Fifteen high school students from across the United States will travel to Jordan this summer for two months of intensive language instruction and cross-cultural learning under the auspices of the "Journey to Jordan" initiative organized by the University of Wisconsin-Green Bay.
It is the fourth consecutive year UW-Green Bay will offer the program through a grant from the U.S. State Department's Bureau of Educational and Cultural Affairs. This year's grant is $138,000.
Jay Harris, a UW-Green Bay staff member who coordinates "Journey to Jordan," points to Barack Obama's much-anticipated "Muslim world" speech in Cairo, Egypt on June 4 — in which the president is expected to convey interest in improving relations with Arabs in the Middle East and with Muslims worldwide — as evidence of the program's timeliness.
"Our program is very much a direct extension of U.S. foreign policy," Harris says.
The program is funded through money allocated by Congress to the National Security Language Initiative. The goal is to increase the number of Americans learning foreign languages in order to better engage foreign governments and peoples, especially in critical regions, and to encourage reform, promote understanding, convey respect for other cultures and provide others an opportunity to learn more about America and its citizens.
Teenagers from thirteen states were selected for the summer 2009 trip on the basis of academic performance, personal essays describing their interest in cross-cultural learning and Arabic, letters of recommendation from teachers and community leaders, and telephone interviews. (See list of student participants below.)
The "Journey to Jordan" program begins and ends in Washington, D.C., including briefings at the State Department and the Embassy of Jordan, meetings with Middle East experts, non-governmental organizations active in the region, presentations on using Arabic in careers, and tours of national monuments and museums.
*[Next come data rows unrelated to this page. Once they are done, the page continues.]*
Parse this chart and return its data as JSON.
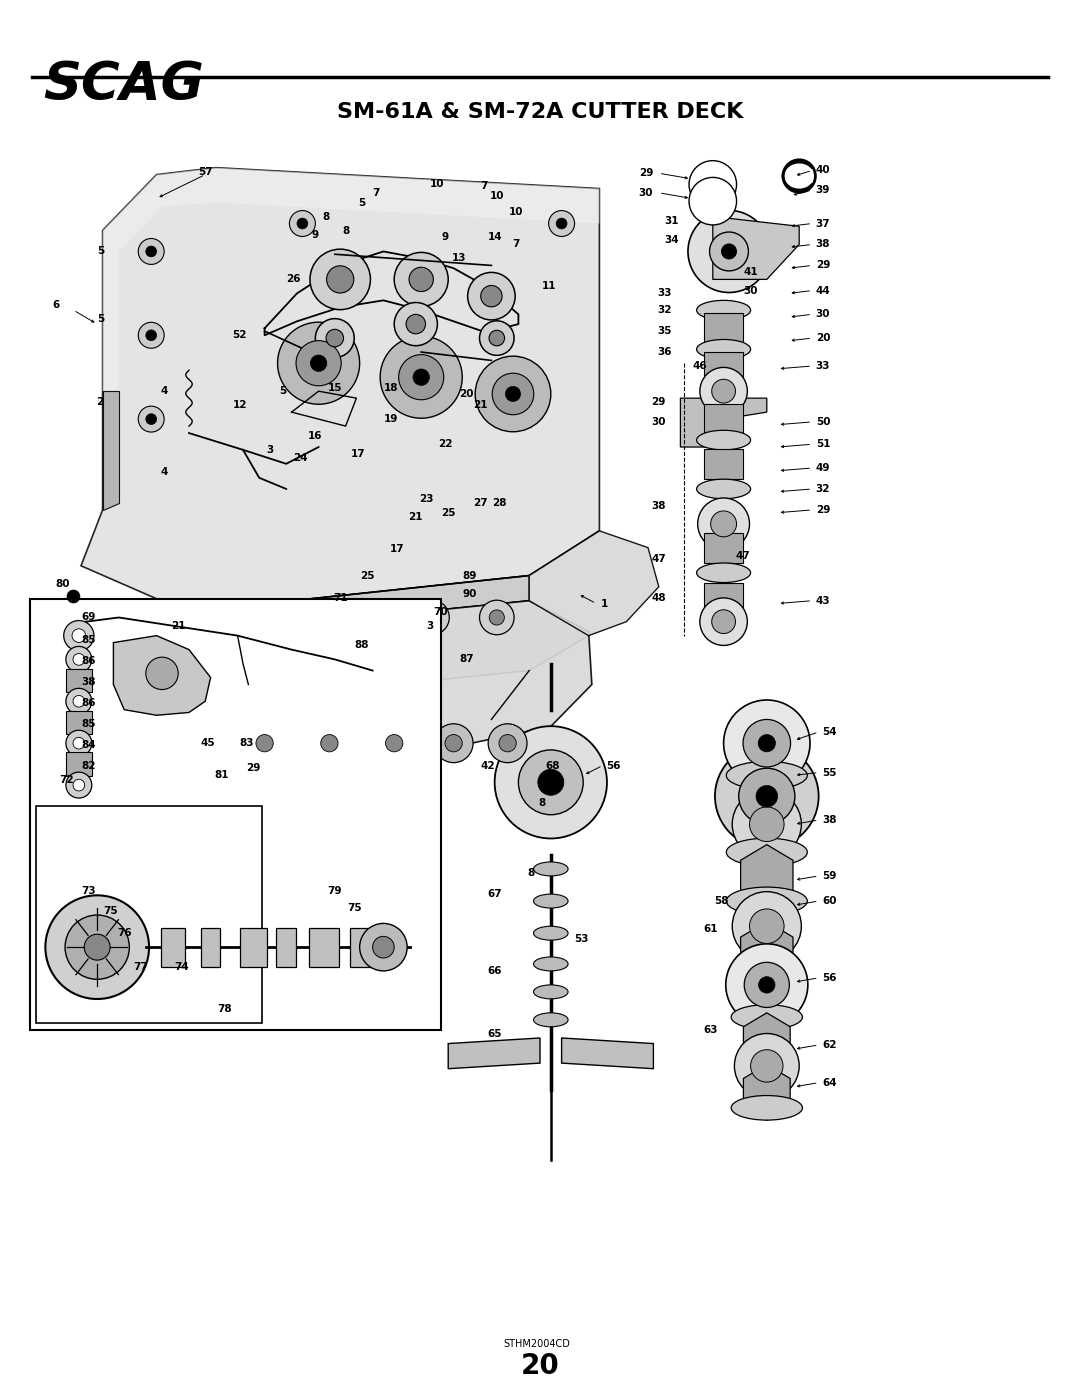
{
  "title": "SM-61A & SM-72A CUTTER DECK",
  "brand": "SCAG",
  "page_number": "20",
  "watermark": "STHM2004CD",
  "bg": "#ffffff",
  "black": "#000000",
  "gray": "#888888",
  "lightgray": "#cccccc",
  "fig_width": 10.8,
  "fig_height": 13.97,
  "dpi": 100
}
The program was first conducted in summer 2006 for 14 students with a pilot grant from the State Department.
"State liked what we did then," says Harris. "As a result, our proposal for twenty students was selected in 2007 over several major competitors on the national scene, then for twenty-five students in 2008. We had to compete for it once again and won, but as with everything this year, the funding has been reduced."
In addition to Arabic language study at the University of Jordan, the program includes service learning projects, three-week home stays with Jordanian host families, and field trips to places like the ancient city of Petra, the Wadi Rum Desert, and the Dead Sea.
Harris observes that "most Jordanians welcome Americans warmly and are able to differentiate between governments and their policies, and people who are there to share and learn. The fact that we are there with sincere interest means a great deal to them." The young ambassadors are briefed on topics they will find themselves listening and responding to in Jordan, including the ongoing Arab-Israeli conflict.
"This program is not about politics," says Harris, "but Jordanians are keenly aware of global and regional issues and they want to discuss them."
At the end of the summer program, the student participants will receive additional Arabic training through online exercises and resources provided to them. "We also like to keep them informed about other opportunities, things like scholarships and special conferences, especially after they have been empowered by this experience."
Harris finds that program alumni often commit themselves to academic pursuits in Middle East studies, Arabic language and international relations. "Many of them aspire to careers in diplomacy, commerce, development programs, and other work that can keep them active and contributing in the region." One alum wrote to Harris recently to say that "the Journey to Jordan program was the impetus for my determination to continue seizing opportunities so that someday I can be a part of the peace process in the Middle East."
Harris noted that the program has led to a number of spin-offs, including enhanced visibility among Arab-American communities and organizations, education associations, and at the State Department and on Capitol Hill. "We are on some important radar screens, both here and in Jordan. UW-Green Bay is as well-known there as some of the most prestigious universities in the U.S. We have many good friends and supporters who respect and appreciate our efforts for mutual understanding."